Staff Response: The source term and modeling of radionuclide transport, retention, and release, including cesium (Cs) and iodine (I) radioisotopes that support the MHA analysis is consistent with the approved mechanistic source term (MST) topical report (TR), KP-TR-012-NP-A, KP-FHR Mechanistic Source Term Methodology (ML22136A288).

The following summarizes how Cs and I are accounted for in the in the MHA analysis. PSAR section 13.1.1.3 and 13.2.1, Transient Assumptions and Maximum Hypothetical Accident, respectively, describe the overall Hermes system as a set of sources of radionuclide material at risk for release (MAR), identifies the succession of barriers to release, and applies a release fraction for each barrier that contains the MAR. The sources of MAR and associated barriers are listed in PSAR section 13.2.1.1, Methodology and Inputs; the pertinent sources for Cs and I radioisotopes are the TRISO fuel in the reactor core and the Flibe circulating activity. The applicant developed an integral release fraction for each barrier on a radionuclide class or isotopic basis, based on transport and retention phenomena such as diffusion or evaporation driven by temperature. These transport and retention phenomena are described in more detail in the PSAR and the MST TR. Cs and I are in separate radionuclide transport groups for each barrier, but each Cs or I radioisotope is accounted for as it moves from the fuel into the Flibe, then from the Flibe into the gas space, then into the environment.
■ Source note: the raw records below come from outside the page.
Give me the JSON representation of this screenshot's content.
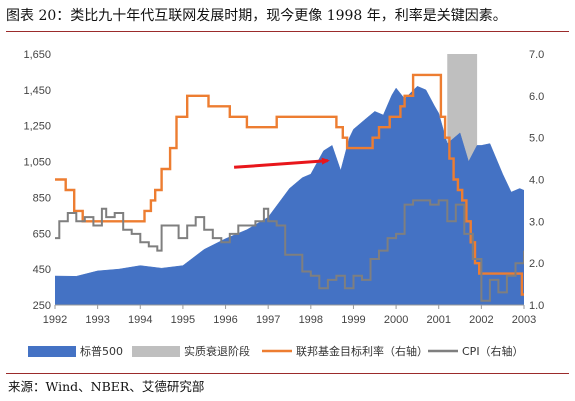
{
  "header": {
    "title": "图表 20：类比九十年代互联网发展时期，现今更像 1998 年，利率是关键因素。"
  },
  "footer": {
    "source": "来源：Wind、NBER、艾德研究部"
  },
  "colors": {
    "spx": "#4472c4",
    "recession": "#bfbfbf",
    "fed": "#ed7d31",
    "cpi": "#7f7f7f",
    "arrow": "#e8161b",
    "frame": "#9b2b2b"
  },
  "chart_data": {
    "type": "area",
    "xlim": [
      1992,
      2003
    ],
    "x_ticks": [
      "1992",
      "1993",
      "1994",
      "1995",
      "1996",
      "1997",
      "1998",
      "1999",
      "2000",
      "2001",
      "2002",
      "2003"
    ],
    "ylim_left": [
      250,
      1650
    ],
    "y_ticks_left": [
      "250",
      "450",
      "650",
      "850",
      "1,050",
      "1,250",
      "1,450",
      "1,650"
    ],
    "ylim_right": [
      1.0,
      7.0
    ],
    "y_ticks_right": [
      "1.0",
      "2.0",
      "3.0",
      "4.0",
      "5.0",
      "6.0",
      "7.0"
    ],
    "legend_position": "bottom",
    "recession": {
      "label": "实质衰退阶段",
      "start": 2001.2,
      "end": 2001.9
    },
    "annotation": {
      "type": "arrow",
      "x_start": 1996.2,
      "y_start": 1018,
      "x_end": 1998.4,
      "y_end": 1055
    },
    "series": [
      {
        "name": "标普500",
        "kind": "area",
        "axis": "left",
        "x": [
          1992,
          1992.5,
          1993,
          1993.5,
          1994,
          1994.5,
          1995,
          1995.5,
          1996,
          1996.5,
          1997,
          1997.5,
          1997.8,
          1998,
          1998.3,
          1998.5,
          1998.7,
          1998.9,
          1999,
          1999.3,
          1999.5,
          1999.7,
          1999.9,
          2000,
          2000.2,
          2000.5,
          2000.7,
          2000.9,
          2001,
          2001.2,
          2001.5,
          2001.7,
          2001.9,
          2002,
          2002.2,
          2002.5,
          2002.7,
          2002.9,
          2003
        ],
        "y": [
          412,
          410,
          440,
          450,
          470,
          455,
          470,
          560,
          620,
          670,
          740,
          900,
          960,
          980,
          1110,
          1140,
          1000,
          1180,
          1230,
          1290,
          1330,
          1310,
          1420,
          1460,
          1400,
          1470,
          1450,
          1360,
          1320,
          1150,
          1210,
          1050,
          1140,
          1140,
          1150,
          980,
          880,
          900,
          890
        ]
      },
      {
        "name": "联邦基金目标利率（右轴）",
        "kind": "step",
        "axis": "right",
        "x": [
          1992,
          1992.25,
          1992.45,
          1992.65,
          1993,
          1993.6,
          1994.1,
          1994.25,
          1994.35,
          1994.5,
          1994.6,
          1994.7,
          1994.85,
          1995.1,
          1995.5,
          1995.6,
          1996.1,
          1996.5,
          1997.2,
          1998.2,
          1998.6,
          1998.75,
          1998.85,
          1999.45,
          1999.6,
          1999.85,
          2000.1,
          2000.2,
          2000.4,
          2001.0,
          2001.05,
          2001.15,
          2001.25,
          2001.35,
          2001.45,
          2001.55,
          2001.65,
          2001.75,
          2001.85,
          2001.95,
          2002.85,
          2002.95,
          2003
        ],
        "y": [
          4.0,
          3.75,
          3.25,
          3.0,
          3.0,
          3.0,
          3.25,
          3.5,
          3.75,
          4.25,
          4.25,
          4.75,
          5.5,
          6.0,
          6.0,
          5.75,
          5.5,
          5.25,
          5.5,
          5.5,
          5.25,
          5.0,
          4.75,
          5.0,
          5.25,
          5.5,
          5.75,
          6.0,
          6.5,
          6.5,
          5.5,
          5.0,
          4.5,
          4.0,
          3.75,
          3.5,
          3.0,
          2.5,
          2.0,
          1.75,
          1.75,
          1.25,
          1.25
        ]
      },
      {
        "name": "CPI（右轴）",
        "kind": "step",
        "axis": "right",
        "x": [
          1992,
          1992.1,
          1992.3,
          1992.5,
          1992.7,
          1992.9,
          1993.1,
          1993.2,
          1993.4,
          1993.6,
          1993.8,
          1994,
          1994.2,
          1994.4,
          1994.5,
          1994.7,
          1994.9,
          1995.1,
          1995.3,
          1995.5,
          1995.7,
          1995.9,
          1996.1,
          1996.3,
          1996.5,
          1996.7,
          1996.9,
          1997,
          1997.2,
          1997.4,
          1997.6,
          1997.8,
          1998,
          1998.2,
          1998.4,
          1998.6,
          1998.8,
          1999,
          1999.2,
          1999.4,
          1999.6,
          1999.8,
          2000,
          2000.2,
          2000.4,
          2000.6,
          2000.8,
          2001,
          2001.2,
          2001.4,
          2001.6,
          2001.8,
          2002,
          2002.2,
          2002.4,
          2002.6,
          2002.8,
          2003
        ],
        "y": [
          2.6,
          3.0,
          3.2,
          3.0,
          3.1,
          2.9,
          3.3,
          3.1,
          3.2,
          2.8,
          2.7,
          2.5,
          2.4,
          2.3,
          2.9,
          2.9,
          2.6,
          2.9,
          3.1,
          2.8,
          2.6,
          2.5,
          2.7,
          2.9,
          2.9,
          3.0,
          3.3,
          3.0,
          2.9,
          2.2,
          2.2,
          1.8,
          1.7,
          1.4,
          1.6,
          1.7,
          1.4,
          1.7,
          1.6,
          2.1,
          2.3,
          2.6,
          2.7,
          3.4,
          3.5,
          3.5,
          3.4,
          3.5,
          3.0,
          3.4,
          2.7,
          2.1,
          1.1,
          1.6,
          1.3,
          1.7,
          2.0,
          2.3
        ]
      }
    ]
  }
}
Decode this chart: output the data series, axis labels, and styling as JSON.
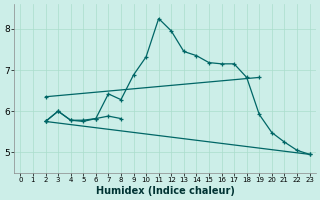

Releases from the fuel are modeled for fuel with manufacturing defects, heavy metal contamination, in-service failure, and diffusive releases from intact TRISO particles. Diffusion from the fuel kernel and through TRISO layers is modeled by fuel radionuclide transport group, with the element members of that group assumed to be released at the same release fraction as the representative element for that class. Cs diffusivity information is representative for Cs isotopes, while Krypton (Kr) diffusivity information is representative for I isotopes. The release from the fuel is modeled as a set of release fractions for a fuel radionuclide transport group inventory, over time intervals. Fuel is not uncovered for the MHA conditions; therefore, the releases from the fuel are only into the Flibe.

Radionuclides are grouped by chemical behavior in Flibe, with retention and releases modeled from the Flibe into the cover gas. Radionuclide release from the Flibe to the gas space occurs by bubble burst from entrained cover gas and evaporation from the Flibe driven by the MHA time-at-temperature curve (PSAR Figure 13.21). Bubble burst on the surface of the Flibe releases produces Flibe aerosols, which includes Cs and I from the Flibe circulating activity.

Evaporation allows for release of the Flibe circulating activity, as well as radionuclides (including Cs and I) that have diffused from the fuel into the Flibe. The release from the Flibe is modeled as a set of release fractions for a Flibe radionuclide transport group inventory, over time intervals. Cs and I are not assumed to be retained in graphite structures or the fuel pebble matrix.

Transport through gas spaces includes the cover gas in the reactor vessel and the air space in the reactor building. The reactor building and reactor vessel headspace are not credited as part of the functional containment. Cs and I radioisotopes included in the Flibe aerosols are available for aerosol deposition or release to the environment with a leakage rate that models release of all the radionuclides in the building within a two-hour window, consistent with the approved MST 18

TR. Although the TRISO particles do provide retention of Cs and I, transport of the remaining fractions of Cs and I through the remaining barriers are modeled in the applicants MHA radiological consequence analysis. Therefore, the MHA offsite dose results include the effect of the estimated postulated releases of MAR, including Cs and I radioisotopes.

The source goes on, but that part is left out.